Construction on two county schools will begin “about this time next year,” said architect David Clinton of Szostak Design. Preliminary surveying, designing, loan processing and permitting will precede the actual construction work. He predicted that it will take “22 to 24 months” to finish both Cerro Gordo and Tabor City elementary schools.
Clinton addressed the Columbus County Board of Education at the May 7 meeting, during which the board approved a contract with the Szostak firm. Overall budget for the simultaneous building projects is $43,500,000.
Clinton has 40 years of professional practice behind him, some of it in urban areas of North Carolina, but “the vast majority in small, rural school districts,” he said. “I understand what they are looking for, and they appreciate my approach.”
Preliminary images
Clinton and his associates “try to incorporate elements of traditions of the local area, while in all other ways creating a building that is modern for the use of the school system.”
For instance, Clinton said, when Szostak rebuilt Old Dock Elementary School after it burned, they incorporated a beam from the original building in the lobby and used some of the old bricks, with letters from the façade, to create the brick sign at the front. The sign is shaped to look like the gable of the original school.
“We have worked with Columbus County since 2007,” Clinton said; as the firm knew that some of the county’s oldest schools would need replacing, general ideas “were worked out many years ago. There are still aspects to be worked out. We’ll get with the staff and find out the details of what’s to be included.”

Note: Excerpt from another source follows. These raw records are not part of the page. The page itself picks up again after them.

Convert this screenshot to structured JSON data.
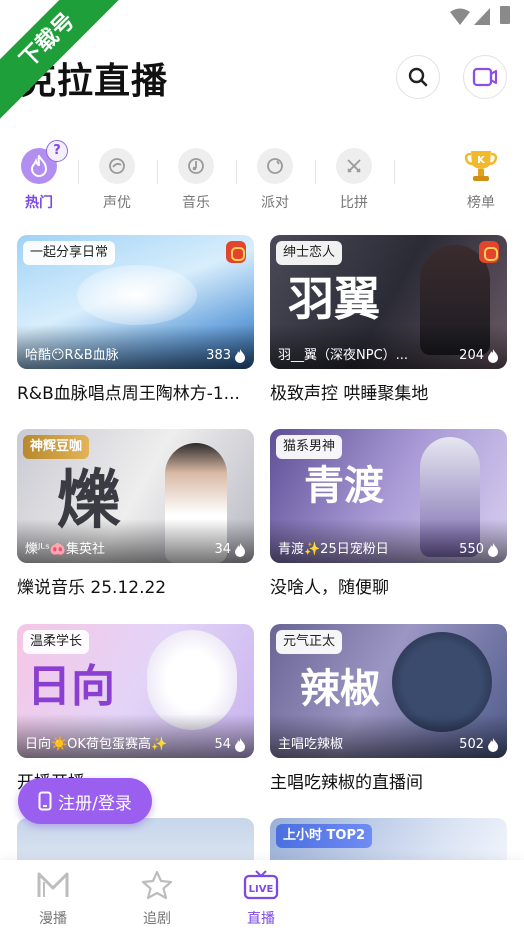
{
  "ribbon": {
    "text": "下载号"
  },
  "header": {
    "title": "克拉直播"
  },
  "icons": {
    "search": "search-icon",
    "video": "video-camera-icon",
    "question": "help-icon",
    "fire": "fire-icon",
    "flame": "flame-icon",
    "phone": "phone-icon"
  },
  "categories": [
    {
      "label": "热门",
      "icon": "fire-icon",
      "active": true
    },
    {
      "label": "声优",
      "icon": "voice-icon",
      "active": false
    },
    {
      "label": "音乐",
      "icon": "music-icon",
      "active": false
    },
    {
      "label": "派对",
      "icon": "party-icon",
      "active": false
    },
    {
      "label": "比拼",
      "icon": "battle-icon",
      "active": false
    },
    {
      "label": "榜单",
      "icon": "trophy-icon",
      "active": false
    }
  ],
  "help_badge": "?",
  "cards": [
    {
      "tag": "一起分享日常",
      "owner": "哈酷😶R&B血脉",
      "count": "383",
      "title": "R&B血脉唱点周王陶林方-1..."
    },
    {
      "tag": "绅士恋人",
      "owner": "羽__翼（深夜NPC）...",
      "count": "204",
      "title": "极致声控 哄睡聚集地",
      "art": "羽翼"
    },
    {
      "tag": "神辉豆咖",
      "owner": "爍ᴶᴸˢ🐽集英社",
      "count": "34",
      "title": "爍说音乐 25.12.22",
      "art": "爍"
    },
    {
      "tag": "猫系男神",
      "owner": "青渡✨25日宠粉日",
      "count": "550",
      "title": "没啥人，随便聊",
      "art": "青渡"
    },
    {
      "tag": "温柔学长",
      "owner": "日向☀️OK荷包蛋赛高✨",
      "count": "54",
      "title": "开播开播",
      "art": "日向"
    },
    {
      "tag": "元气正太",
      "owner": "主唱吃辣椒",
      "count": "502",
      "title": "主唱吃辣椒的直播间",
      "art": "辣椒"
    },
    {
      "tag": "",
      "owner": "",
      "count": "",
      "title": ""
    },
    {
      "tag": "上小时 TOP2",
      "owner": "",
      "count": "",
      "title": ""
    }
  ],
  "login_button": {
    "label": "注册/登录"
  },
  "bottom_nav": [
    {
      "label": "漫播",
      "active": false
    },
    {
      "label": "追剧",
      "active": false
    },
    {
      "label": "直播",
      "active": true
    }
  ],
  "colors": {
    "accent": "#7d48e8",
    "ribbon": "#1f9f3a",
    "fab": "#9b5ff0"
  }
}
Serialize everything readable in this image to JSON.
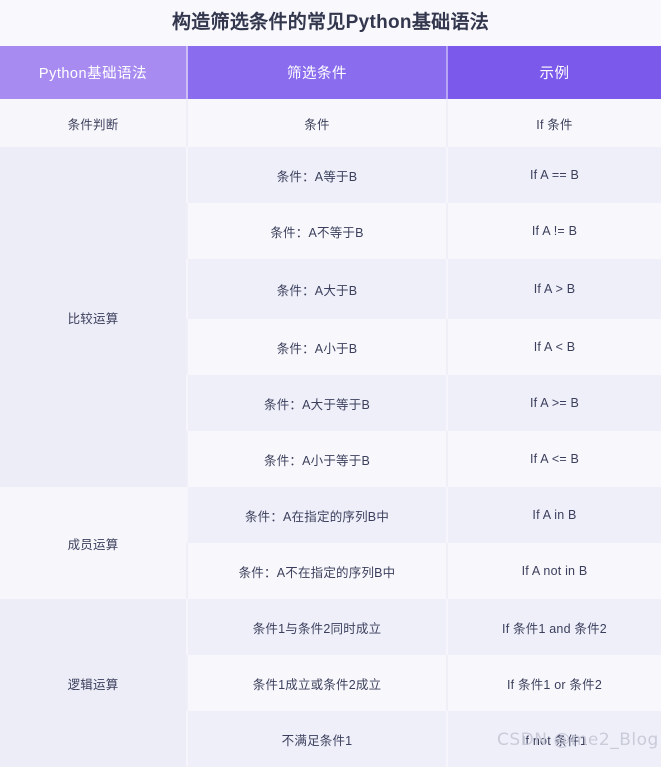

At last week’s school board meeting, Clinton presented basic layout images of both schools but an exterior drawing only of TCES. “We do not have an exterior drawing of Cerro Gordo Elementary,” Clinton said, and the image of TCES is only meant to suggest “what it could look like.” County superintendent Alan Faulk said that the images are “very preliminary.”
Timing
Very few, if any, students will have to change school locations during the projects. “At Tabor City, we’ll initially only demolish the high school and its surrounding buildings and allow the current elementary buildings to remain in service” during the almost two-year construction phase. “We’ll build a complete new school on the location of the high school.”
When that new building is ready to be occupied, students will move into it and the elementary buildings will then be taken down to free their space for parking and a playground.
At Cerro Gordo, Clinton said, the elementary classroom wing built in 2014 “will remain; the rest will be demolished in advance.” Middle school students displaced by the demolition may move to the West Columbus High School campus, but the school board has not made that decision yet.
The new CGES building will have enough room for students from Chadbourn and Evergreen to move into when it is done, but they can remain in their existing schools until then.